On November 21, 2015, I couldn't get out of bed.
My alarm went off as planned. I sat up. This was a gut check moment.
I thought about it for a few minutes, trying to decide if I could surprise myself and summon the courage to actually do this. But truthfully, the decision had already been made -- on wasted evenings and lazy Sundays for the last four months. Today was just the day of reckoning. The alarm was just a formality. I knew I had lost.
I was stuck somewhere between disappointment and shame. I knew it was 100% my fault. There was no imaginable scapegoat. I also knew that I had screwed up -- not just on this morning, but basically every day for the last four months.
November 21, 2015 was a failure. My failure.

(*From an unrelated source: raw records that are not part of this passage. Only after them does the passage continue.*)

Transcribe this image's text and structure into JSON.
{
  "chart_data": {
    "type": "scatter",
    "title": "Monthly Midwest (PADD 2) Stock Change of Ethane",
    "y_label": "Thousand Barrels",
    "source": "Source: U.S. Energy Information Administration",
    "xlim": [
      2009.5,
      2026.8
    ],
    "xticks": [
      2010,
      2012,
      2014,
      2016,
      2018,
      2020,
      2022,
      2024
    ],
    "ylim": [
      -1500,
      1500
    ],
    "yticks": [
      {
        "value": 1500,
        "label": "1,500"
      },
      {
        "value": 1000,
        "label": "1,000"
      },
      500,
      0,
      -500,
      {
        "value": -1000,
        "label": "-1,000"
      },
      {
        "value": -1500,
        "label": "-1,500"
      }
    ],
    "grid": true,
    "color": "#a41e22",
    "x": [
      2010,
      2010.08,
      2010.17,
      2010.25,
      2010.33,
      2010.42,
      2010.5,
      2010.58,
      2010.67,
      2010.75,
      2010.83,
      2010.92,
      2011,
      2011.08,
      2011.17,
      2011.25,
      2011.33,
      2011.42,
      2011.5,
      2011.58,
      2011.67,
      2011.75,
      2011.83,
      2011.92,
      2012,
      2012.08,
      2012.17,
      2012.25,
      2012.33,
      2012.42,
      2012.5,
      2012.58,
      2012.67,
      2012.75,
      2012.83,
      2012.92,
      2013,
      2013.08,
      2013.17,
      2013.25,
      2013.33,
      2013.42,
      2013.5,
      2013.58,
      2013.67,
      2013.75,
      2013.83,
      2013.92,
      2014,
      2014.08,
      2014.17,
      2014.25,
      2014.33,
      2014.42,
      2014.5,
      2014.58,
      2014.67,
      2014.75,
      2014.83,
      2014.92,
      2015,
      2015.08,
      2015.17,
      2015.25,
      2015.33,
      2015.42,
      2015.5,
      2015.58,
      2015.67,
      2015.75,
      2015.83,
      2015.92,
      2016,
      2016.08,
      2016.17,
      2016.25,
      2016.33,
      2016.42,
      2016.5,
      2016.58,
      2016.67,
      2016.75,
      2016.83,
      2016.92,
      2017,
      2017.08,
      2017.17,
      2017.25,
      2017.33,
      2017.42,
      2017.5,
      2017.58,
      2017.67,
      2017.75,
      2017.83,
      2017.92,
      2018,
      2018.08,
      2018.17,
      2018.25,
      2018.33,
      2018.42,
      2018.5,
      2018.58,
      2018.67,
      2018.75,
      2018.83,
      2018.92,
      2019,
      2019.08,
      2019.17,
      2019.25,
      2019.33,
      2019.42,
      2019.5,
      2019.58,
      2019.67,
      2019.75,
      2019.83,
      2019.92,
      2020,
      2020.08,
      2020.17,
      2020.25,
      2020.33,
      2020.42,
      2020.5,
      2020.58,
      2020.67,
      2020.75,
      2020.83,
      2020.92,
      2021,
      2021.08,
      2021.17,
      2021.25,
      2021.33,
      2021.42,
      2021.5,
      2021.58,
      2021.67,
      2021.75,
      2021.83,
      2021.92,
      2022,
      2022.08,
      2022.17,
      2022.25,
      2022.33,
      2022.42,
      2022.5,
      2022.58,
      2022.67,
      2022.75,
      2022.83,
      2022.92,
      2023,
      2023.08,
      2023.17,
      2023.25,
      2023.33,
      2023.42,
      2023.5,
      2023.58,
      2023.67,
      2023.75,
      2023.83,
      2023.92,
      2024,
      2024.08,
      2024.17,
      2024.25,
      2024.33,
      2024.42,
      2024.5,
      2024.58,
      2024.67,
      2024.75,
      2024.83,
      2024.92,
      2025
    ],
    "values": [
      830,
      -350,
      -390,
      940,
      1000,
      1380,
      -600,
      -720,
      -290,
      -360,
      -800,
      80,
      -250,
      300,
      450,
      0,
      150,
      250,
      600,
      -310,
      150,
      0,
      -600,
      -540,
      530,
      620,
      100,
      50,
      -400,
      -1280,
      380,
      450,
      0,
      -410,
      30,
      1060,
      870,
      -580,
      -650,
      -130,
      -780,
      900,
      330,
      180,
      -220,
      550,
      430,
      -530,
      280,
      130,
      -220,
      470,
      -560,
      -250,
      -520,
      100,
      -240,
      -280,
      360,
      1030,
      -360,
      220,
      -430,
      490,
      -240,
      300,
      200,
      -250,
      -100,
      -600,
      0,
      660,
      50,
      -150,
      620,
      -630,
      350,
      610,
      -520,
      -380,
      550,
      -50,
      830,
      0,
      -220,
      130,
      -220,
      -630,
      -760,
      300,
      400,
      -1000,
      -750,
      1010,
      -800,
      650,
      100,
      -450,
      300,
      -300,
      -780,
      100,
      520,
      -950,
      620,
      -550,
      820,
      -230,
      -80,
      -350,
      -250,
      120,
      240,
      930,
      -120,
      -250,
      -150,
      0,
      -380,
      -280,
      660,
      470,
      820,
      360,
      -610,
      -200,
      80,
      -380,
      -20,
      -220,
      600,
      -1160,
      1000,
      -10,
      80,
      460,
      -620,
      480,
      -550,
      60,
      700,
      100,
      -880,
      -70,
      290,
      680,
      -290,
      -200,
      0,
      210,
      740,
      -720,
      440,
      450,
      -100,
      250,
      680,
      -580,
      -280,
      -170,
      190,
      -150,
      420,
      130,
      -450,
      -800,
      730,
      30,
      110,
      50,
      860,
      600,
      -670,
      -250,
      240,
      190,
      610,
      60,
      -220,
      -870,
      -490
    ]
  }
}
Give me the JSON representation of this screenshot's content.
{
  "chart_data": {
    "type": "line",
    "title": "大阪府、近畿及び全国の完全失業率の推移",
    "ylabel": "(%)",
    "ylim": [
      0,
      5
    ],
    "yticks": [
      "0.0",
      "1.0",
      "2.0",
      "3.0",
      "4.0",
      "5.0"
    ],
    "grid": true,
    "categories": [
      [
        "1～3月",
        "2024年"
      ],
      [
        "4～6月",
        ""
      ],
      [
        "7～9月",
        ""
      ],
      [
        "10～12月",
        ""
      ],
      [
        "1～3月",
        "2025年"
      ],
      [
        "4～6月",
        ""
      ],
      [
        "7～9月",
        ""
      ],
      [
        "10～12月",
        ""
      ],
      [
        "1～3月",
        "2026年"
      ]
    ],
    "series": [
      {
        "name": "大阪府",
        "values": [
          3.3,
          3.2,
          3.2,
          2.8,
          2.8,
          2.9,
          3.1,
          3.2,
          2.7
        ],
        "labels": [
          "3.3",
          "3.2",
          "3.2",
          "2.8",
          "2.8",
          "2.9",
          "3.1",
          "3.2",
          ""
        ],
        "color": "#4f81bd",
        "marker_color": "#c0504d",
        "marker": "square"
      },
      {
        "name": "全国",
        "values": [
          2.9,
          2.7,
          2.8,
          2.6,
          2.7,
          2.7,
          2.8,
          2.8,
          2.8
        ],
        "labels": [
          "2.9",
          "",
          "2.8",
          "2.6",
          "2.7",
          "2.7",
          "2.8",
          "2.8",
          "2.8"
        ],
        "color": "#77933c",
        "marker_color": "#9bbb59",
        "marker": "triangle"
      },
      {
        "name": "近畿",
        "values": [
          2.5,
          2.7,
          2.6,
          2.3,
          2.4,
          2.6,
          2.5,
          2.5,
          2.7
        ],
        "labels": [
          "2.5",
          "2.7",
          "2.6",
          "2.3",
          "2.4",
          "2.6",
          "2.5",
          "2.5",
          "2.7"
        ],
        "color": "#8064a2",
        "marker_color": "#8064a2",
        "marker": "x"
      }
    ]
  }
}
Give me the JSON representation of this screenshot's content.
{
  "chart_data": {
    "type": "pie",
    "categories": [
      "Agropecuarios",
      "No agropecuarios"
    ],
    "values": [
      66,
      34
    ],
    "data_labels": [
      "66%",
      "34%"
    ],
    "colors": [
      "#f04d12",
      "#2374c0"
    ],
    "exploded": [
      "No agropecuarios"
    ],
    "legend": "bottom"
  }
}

But now it was done. I turned off the alarm, shut the blinds, and went back to bed.
Four months earlier, I had spent $195 to schedule my appointment to take the Graduate Record Exam (GRE). This purchase was the first step towards grad school, and I approached it with the same anticipation of an 8-year-old getting his first hamster. Day 1, I was committed. I had a plan. I could do this. I spent $40 on a GRE test prep book and some flash cards. I was ready.
But just like the 8-year-old, the commitment wore off pretty quickly. That's when I started bargaining with myself.
"Alright, you get one more week of fun and relaxation, but then you're diving in. Two hours of studying, every single night, until test day." After the week evaporated, I figured I had earned a one or two week extension. The bargaining continued (before I had even started studying), as "every night" became "week nights," then "two hours" became "one hour." By the time November 21st, rolled around, I literally had never opened the book or started the flashcards.
It was a disaster.
How does that even happen? The short answer is a crippling combination of laziness and meager self-esteem. But there is, of course, more to it than that.
Fast-forward almost exactly one year.
On November 15, 2016, I got out of bed.
This time I had a few more things in my arsenal: a semi-regularly attended online GRE class, a few practice tests under my belt, some test-taking strategies researched online.
My alarm went off. I got ready. I did one of those fake morning-of-the-test study sessions, where you look at a year's worth of material and pretend you'll retain something useful for a critical moment of the test.
Then I got in my car, drove to the testing center, and walked inside.
Four hours later, I walked out a champion.
Even though I knew I had bombed the math section, November 21, 2016 was a win. My win.